New Zealand Prime Minister John Key complained his personal supplies of Marmite were dwindling Tuesday, amid a nationwide shortage of the salty spread caused by the Christchurch earthquakes.
In a culinary crisis that has been dubbed "Marmageddon", the country's only Marmite factory in Christchurch closed in November due to earthquake damage and will not resume production of the thick, black savoury concoction until July.
Key said the shortage was already impacting on the prime ministerial breakfast.
"I'm going to have to go thin I'm afraid. I have a very small amount in my office and once that runs out I'm obviously aware that supplies are very short," he told TV3 on Tuesday.
However, in a move unlikely to endear him to New Zealand purists, he revealed he was also a fan of Marmite's Australian rival Vegemite.
"I've got to be honest I can eat Vegemite as well. I'm a consumer that can move between brands, I'm ashamed to say it," he said.
Food company Sanitarium has urged consumers to make the most of existing Marmite supplies by spreading it thinly on their breakfast toast or rationing to once a day.
"With toast it's a little bit warmer so it spreads easier and it goes a little bit further," general manager Pierre van Heerden told public radio on Monday.
Van Heerden revealed Marmite had already sold out in some parts of the country and appealed for shoppers not to clear remaining stocks for their own hoards.
"People need to be considerate of their fellow Kiwis," he said.
"There's no need to panic or freak out that Marmite isn't going to be available in the longer term, this is a short-term hiccup because of the earthquakes."

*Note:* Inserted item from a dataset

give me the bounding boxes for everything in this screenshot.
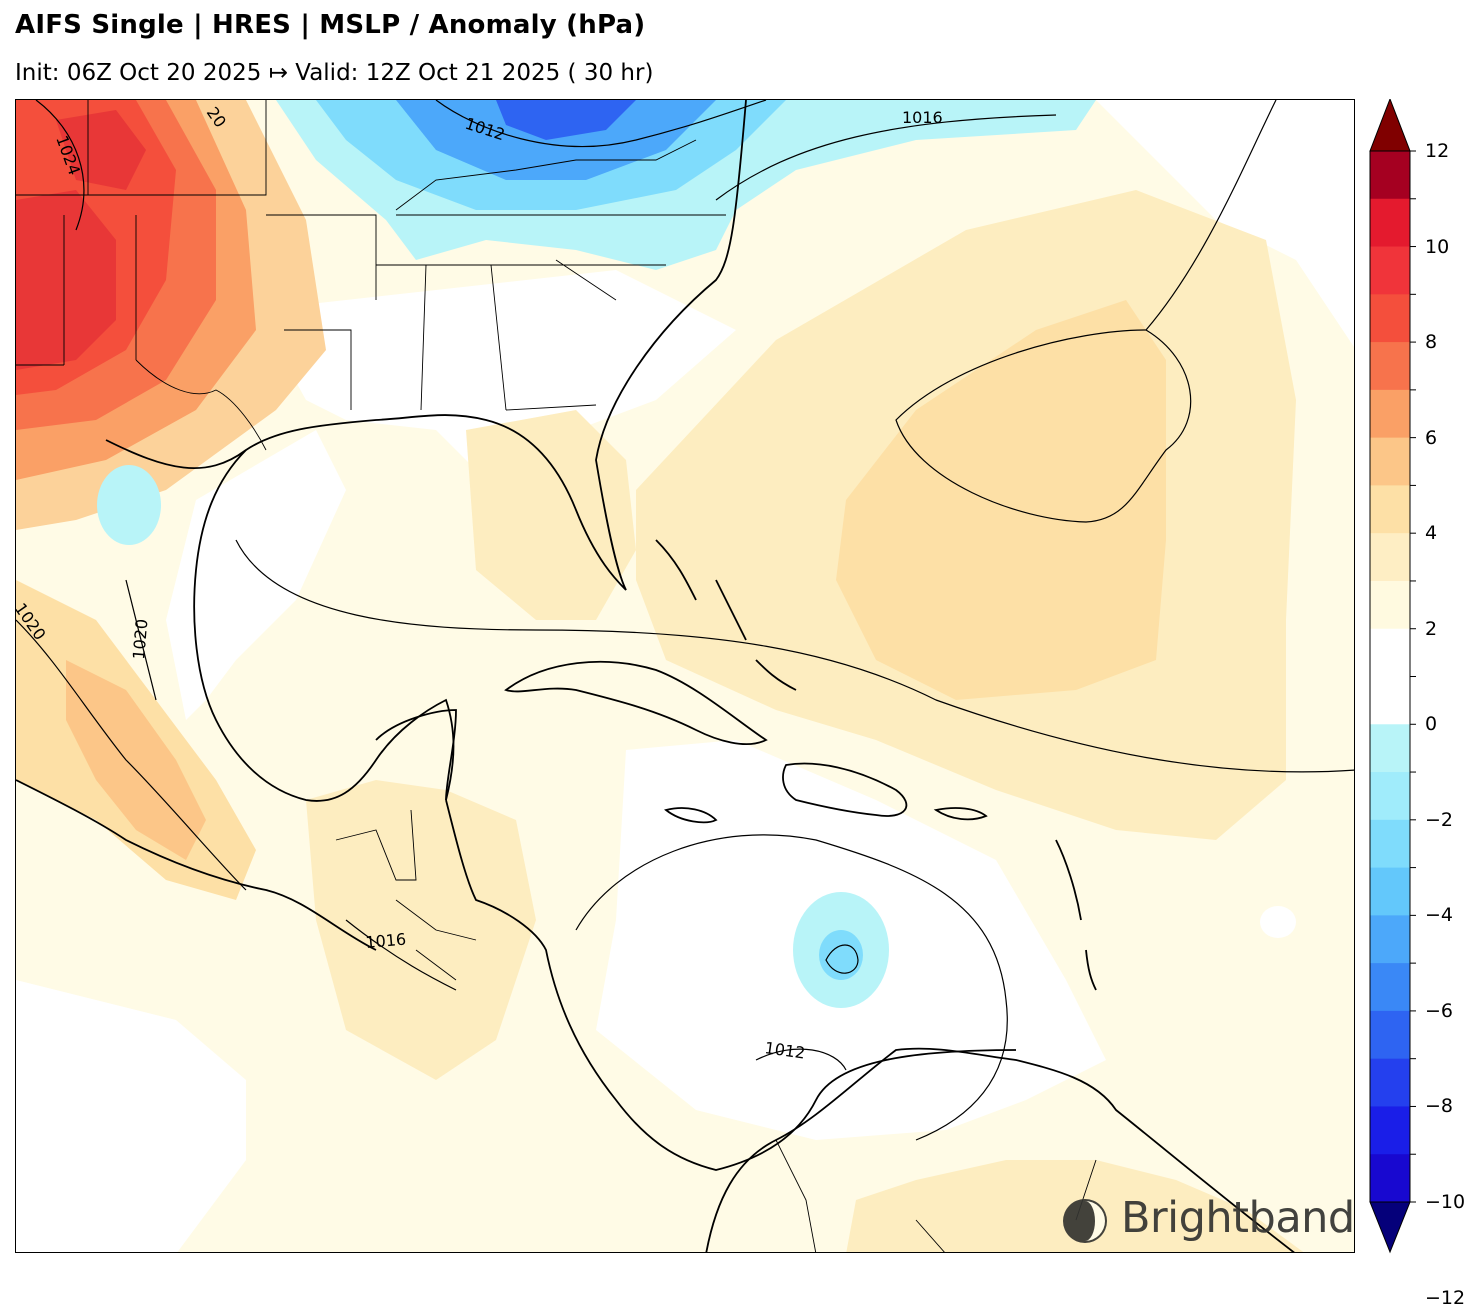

Online prediction website ipredict.co.nz was forecasting an 83 percent chance Marmite would be rationed in New Zealand supermarkets Tuesday, while one seller on auction website trademe.co.nz was offering jars at up to NZ$60 ($50). The New Zealand spread tastes slightly different to Vegemite and the British version of Marmite, which has long been marketed with the line "you either love it or hate it".
Fans of each variation insist that theirs is the best, although the appeal often escapes those who have not grown up eating them.
Some critics liken such spreads, based on brewer's yeast extract, to axle grease laced with salt.
US Secretary of State Hillary Clinton almost caused a diplomatic incident on a 2010 visit to Australia when she said: "I've never understood why you would ruin a perfectly good slice of bread with Vegemite."